Pengurus dan Kader Inti PKS Bali Mundur Massal, Soroti Kepemimpinan DPP
DENPASAR - Sejumlah pengurus, kader inti, dan anggota Partai Keadilan Sejahtera (PKS) di Bali mengumumkan pengunduran diri secara massal. Langkah ini diambil sebagai bentuk protes terhadap kepemimpinan Dewan Pimpinan Pusat (DPP) PKS yang dianggap tidak lagi mencerminkan nilai-nilai Islam.
Pengunduran diri tersebut dituangkan dalam sebuah surat bertajuk Pernyataan Sikap Jajaran Pengurus DPW, DPD, Kader Inti dan Anggota PKS se-Bali yang ditandatangani oleh H Mudjiono, mantan Ketua DPW PKS Bali untuk periode 2015-2020. Surat tersebut ditandatangani pada 28 September 2018, menyusul pencopotan Mudjiono dari jabatannya pada 27 September 2018.
Dalam surat tersebut, Mudjiono menegaskan bahwa keputusan DPP PKS untuk merombak kepengurusan di Bali tidak sesuai dengan prosedur kepartaian dan dilakukan tanpa musyawarah. Ia menyebutkan bahwa tindakan tersebut mencerminkan otoritarianisme dan menyalahi Anggaran Dasar dan Anggaran Rumah Tangga (AD/ART) partai.

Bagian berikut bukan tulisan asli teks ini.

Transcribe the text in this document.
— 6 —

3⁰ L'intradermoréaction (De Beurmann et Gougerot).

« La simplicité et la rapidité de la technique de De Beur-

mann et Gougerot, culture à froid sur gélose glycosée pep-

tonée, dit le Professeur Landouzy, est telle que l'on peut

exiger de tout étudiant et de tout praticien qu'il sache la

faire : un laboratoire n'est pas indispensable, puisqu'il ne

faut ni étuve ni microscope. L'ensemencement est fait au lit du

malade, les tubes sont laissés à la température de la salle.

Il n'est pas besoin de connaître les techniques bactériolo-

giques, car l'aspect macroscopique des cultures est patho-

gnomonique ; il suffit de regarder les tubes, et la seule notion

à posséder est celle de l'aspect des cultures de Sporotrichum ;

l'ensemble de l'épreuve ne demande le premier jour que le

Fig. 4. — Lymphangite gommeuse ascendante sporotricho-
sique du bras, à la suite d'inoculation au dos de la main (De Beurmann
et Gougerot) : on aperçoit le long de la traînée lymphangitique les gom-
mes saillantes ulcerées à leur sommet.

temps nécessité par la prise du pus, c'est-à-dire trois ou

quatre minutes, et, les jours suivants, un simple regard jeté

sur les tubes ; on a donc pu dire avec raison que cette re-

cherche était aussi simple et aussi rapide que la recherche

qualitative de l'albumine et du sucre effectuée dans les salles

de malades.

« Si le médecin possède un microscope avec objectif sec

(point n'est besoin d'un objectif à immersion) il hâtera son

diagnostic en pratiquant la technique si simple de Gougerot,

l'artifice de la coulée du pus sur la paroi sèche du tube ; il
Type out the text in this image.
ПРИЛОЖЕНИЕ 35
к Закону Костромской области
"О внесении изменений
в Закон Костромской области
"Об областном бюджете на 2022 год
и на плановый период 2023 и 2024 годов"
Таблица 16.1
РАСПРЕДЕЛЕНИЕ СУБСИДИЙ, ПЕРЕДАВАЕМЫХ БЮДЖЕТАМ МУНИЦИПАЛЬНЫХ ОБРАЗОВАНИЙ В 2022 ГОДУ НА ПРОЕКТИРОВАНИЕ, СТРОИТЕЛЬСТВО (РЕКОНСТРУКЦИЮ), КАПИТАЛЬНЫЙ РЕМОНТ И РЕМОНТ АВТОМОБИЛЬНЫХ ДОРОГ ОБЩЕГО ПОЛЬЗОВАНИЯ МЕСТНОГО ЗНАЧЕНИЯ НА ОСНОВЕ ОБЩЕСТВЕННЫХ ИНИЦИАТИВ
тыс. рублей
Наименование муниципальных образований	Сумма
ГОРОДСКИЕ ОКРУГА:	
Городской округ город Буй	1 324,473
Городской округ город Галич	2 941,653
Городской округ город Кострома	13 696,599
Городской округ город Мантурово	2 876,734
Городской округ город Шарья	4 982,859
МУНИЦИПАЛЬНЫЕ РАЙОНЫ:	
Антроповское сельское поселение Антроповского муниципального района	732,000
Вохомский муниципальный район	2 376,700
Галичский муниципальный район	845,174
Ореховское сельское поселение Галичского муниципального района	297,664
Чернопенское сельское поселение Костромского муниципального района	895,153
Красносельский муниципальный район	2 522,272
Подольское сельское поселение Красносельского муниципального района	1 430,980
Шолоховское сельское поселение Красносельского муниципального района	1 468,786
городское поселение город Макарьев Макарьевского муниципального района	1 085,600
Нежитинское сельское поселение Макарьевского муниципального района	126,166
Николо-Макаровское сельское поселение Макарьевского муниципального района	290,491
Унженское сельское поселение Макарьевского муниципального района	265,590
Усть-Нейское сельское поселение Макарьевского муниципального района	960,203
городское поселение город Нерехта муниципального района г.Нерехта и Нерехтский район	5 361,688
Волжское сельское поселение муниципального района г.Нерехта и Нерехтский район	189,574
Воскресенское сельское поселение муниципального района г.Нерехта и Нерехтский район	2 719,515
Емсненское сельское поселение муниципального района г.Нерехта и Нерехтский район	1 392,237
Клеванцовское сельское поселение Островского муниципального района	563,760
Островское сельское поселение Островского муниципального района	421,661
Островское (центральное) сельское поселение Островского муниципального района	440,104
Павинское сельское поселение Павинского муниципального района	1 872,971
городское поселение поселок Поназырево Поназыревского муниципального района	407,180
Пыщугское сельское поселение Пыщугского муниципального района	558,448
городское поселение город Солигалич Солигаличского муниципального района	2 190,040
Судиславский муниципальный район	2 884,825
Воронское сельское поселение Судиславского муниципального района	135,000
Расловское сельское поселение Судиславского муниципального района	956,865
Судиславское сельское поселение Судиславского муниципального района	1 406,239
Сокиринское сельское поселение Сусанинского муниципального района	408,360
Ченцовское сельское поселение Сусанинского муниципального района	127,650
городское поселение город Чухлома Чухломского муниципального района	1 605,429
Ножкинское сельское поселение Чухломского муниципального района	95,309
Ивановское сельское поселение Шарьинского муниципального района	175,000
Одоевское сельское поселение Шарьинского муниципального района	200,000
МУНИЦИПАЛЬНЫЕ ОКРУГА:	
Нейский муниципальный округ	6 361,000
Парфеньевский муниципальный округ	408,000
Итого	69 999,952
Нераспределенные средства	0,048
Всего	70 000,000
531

"Ini menunjukkan otoritarianisme DPP PKS dengan menabrak AD/ART dan persekusi terhadap kader yang dituduh tidak loyal," ungkap Mudjiono. Ia juga mengkritik pimpinan DPP PKS yang dinilai antidemokrasi dan menghalangi dialog serta perbedaan pandangan. Menurutnya, sikap tersebut bertentangan dengan nilai-nilai Islam yang menjadi identitas PKS.
Pengunduran diri ini menandai ketidakpuasan yang mendalam di kalangan kader PKS di Bali terhadap arah dan kebijakan partai saat ini, serta menjadi sinyal bagi tantangan internal dalam organisasi tersebut menjelang pemilihan umum mendatang.